The economic aspect makes this shift even more concrete. For textbooks and teacher guides, the Swedish government has earmarked 685 million kronor for 2023, or just over 63 million euros by mid-April 2026. The official line is to ensure a paper textbook for every pupil and every subject. 176 million crowns were added to this fund in 2024 for the purchase of fiction and non-fiction books in schools as well as early childhood facilities, followed by 480 million in 2025. In the meantime, further funding has been secured for school libraries with dedicated staff and to operationalize the future restriction on telephones. In a country of just ten and a half million inhabitants, sums of this magnitude carry very visible political weight.\

The reversal is rooted in a long-simmering malaise in Sweden. Researcher Linda Fälth, a specialist in teacher training at Linnaeus University, explains that  reinvestment in physical media and the reduction of the emphasis on screens came in the wake of growing doubts about the scientific soundness of school digitization.

A wider cultural re-examination was opened up around the doubt in question: time spent in front of screens, distraction, loss of in-depth reading, difficulty in maintaining attention, increasingly fragile handwriting. The idea behind the reform is clear: basic skills need to be consolidated early on, and physical books are seen as a more suitable medium for achieving this.

In the PISA 2022 data, compared to 2018, Sweden has lost ground compared in mathematics and reading, returning to 2012 levels, which were the lowest observed in these two areas. The precise relationship between digitization and declining learning remains difficult to isolate, but some research continues to see an advantage to paper-based reading, particularly in the face of texts that explain, describe, organize information and require a more disciplined cognitive effort as opposed to narrative texts.
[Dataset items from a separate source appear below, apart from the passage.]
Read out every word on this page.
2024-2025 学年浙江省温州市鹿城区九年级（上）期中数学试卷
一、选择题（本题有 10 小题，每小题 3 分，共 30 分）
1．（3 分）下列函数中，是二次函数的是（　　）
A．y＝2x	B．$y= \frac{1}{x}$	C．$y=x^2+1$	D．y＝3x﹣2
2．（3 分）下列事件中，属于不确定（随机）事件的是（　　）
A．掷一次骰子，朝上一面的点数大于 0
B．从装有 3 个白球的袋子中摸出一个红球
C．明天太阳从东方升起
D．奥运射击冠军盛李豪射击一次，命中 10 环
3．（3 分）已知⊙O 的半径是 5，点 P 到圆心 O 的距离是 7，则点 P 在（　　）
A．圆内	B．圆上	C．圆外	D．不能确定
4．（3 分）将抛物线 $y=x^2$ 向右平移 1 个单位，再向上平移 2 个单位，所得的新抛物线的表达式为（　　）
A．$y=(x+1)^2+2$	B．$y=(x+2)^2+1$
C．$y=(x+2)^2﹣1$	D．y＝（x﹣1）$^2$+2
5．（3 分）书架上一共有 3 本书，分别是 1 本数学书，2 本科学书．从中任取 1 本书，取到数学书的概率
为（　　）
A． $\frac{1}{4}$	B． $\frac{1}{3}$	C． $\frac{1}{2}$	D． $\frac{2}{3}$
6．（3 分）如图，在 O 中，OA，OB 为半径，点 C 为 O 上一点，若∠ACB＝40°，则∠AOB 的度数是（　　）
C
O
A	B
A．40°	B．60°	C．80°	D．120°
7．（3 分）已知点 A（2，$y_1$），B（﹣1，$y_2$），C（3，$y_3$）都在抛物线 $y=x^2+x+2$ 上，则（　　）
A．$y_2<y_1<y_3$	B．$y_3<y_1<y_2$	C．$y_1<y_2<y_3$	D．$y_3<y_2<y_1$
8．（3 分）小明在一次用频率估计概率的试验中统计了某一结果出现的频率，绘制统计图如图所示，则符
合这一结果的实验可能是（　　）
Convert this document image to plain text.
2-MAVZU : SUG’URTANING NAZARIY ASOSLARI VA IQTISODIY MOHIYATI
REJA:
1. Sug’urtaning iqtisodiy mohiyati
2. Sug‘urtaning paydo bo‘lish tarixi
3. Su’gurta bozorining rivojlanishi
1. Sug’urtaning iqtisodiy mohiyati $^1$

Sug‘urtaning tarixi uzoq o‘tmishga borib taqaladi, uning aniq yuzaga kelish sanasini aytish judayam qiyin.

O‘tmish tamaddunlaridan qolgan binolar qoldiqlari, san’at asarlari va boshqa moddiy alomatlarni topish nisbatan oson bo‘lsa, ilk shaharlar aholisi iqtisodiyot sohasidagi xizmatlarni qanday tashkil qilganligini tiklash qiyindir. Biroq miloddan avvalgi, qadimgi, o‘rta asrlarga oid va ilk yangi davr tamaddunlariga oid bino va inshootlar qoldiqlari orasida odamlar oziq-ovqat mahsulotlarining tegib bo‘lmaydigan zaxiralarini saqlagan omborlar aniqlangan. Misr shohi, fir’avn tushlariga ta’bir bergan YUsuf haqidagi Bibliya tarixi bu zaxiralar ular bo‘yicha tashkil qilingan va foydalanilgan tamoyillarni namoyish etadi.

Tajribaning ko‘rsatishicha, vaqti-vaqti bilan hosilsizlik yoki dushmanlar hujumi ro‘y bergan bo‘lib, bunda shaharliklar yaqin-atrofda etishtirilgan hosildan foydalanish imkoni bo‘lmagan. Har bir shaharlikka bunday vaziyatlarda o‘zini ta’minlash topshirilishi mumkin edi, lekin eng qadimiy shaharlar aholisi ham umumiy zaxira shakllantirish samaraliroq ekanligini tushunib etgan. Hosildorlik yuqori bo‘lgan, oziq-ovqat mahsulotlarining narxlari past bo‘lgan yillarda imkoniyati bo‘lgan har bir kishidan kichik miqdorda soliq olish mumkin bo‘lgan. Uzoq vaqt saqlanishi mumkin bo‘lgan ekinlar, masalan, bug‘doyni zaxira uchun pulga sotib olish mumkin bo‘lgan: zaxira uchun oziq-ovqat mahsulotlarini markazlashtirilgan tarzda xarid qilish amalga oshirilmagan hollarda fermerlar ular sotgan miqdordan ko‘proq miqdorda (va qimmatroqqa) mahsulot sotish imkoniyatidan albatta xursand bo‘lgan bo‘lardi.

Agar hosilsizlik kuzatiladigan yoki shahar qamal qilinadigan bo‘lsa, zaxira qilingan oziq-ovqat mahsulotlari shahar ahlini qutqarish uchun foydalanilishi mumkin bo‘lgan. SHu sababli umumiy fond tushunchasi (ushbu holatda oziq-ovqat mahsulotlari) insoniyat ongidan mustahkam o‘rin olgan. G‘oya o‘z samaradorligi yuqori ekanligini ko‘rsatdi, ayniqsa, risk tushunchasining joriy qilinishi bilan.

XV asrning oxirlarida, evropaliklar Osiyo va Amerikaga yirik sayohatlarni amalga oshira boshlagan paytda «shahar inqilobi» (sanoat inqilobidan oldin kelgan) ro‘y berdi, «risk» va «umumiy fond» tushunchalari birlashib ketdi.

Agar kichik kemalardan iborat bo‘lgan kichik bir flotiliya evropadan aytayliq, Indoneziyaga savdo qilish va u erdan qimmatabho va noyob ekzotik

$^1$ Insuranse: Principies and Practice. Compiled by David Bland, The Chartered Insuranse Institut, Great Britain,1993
At the same time, the OECD, in a diagnostic report published in 2026 at the request of the Swedish government, paints a less ideological and more nuanced picture: in Sweden, students use digital resources to learn more than their peers in many other OECD countries; moderate use can be associated with better results, while abuse, misuse and intensive consumption for leisure purposes during school time go hand in hand with poorer performance. The Swedish line therefore looks more like a stricter delimitation of times and ages of use, rather than a total expulsion of digital technology.

The government, moreover, openly affirms that digital tools have their place when they really help learning, and that digital competence remains an objective, especially in the most advanced classes. The difference lies in the order of priorities. First come solid reading, legible writing, the ability to concentrate and arithmetic. The rest comes later. It's a sequence that seems elementary, yet in many school systems it had been reversed with almost automatic assurance.

As early as the 1980s, the technology industry pushed the school towards the computer as a symbol of modernization; then the internet, laptops, tablets and platforms reshaped the way of being in the classroom. Some in the education world continue to see real advantages in this approach: more interactive courses, more accessible content, more personalized learning paths.

The widely shared feeling is that the subject is no longer about innovation as an abstraction. It's about dosage, rhythm, the right age, the boundary between support and invasion. For years, the Swedish school was presented as a digital avant-garde. Today, its course correction carries weight far beyond the Nordic borders, because it poses a simple and terribly concrete question: how much technology can basic learning really handle?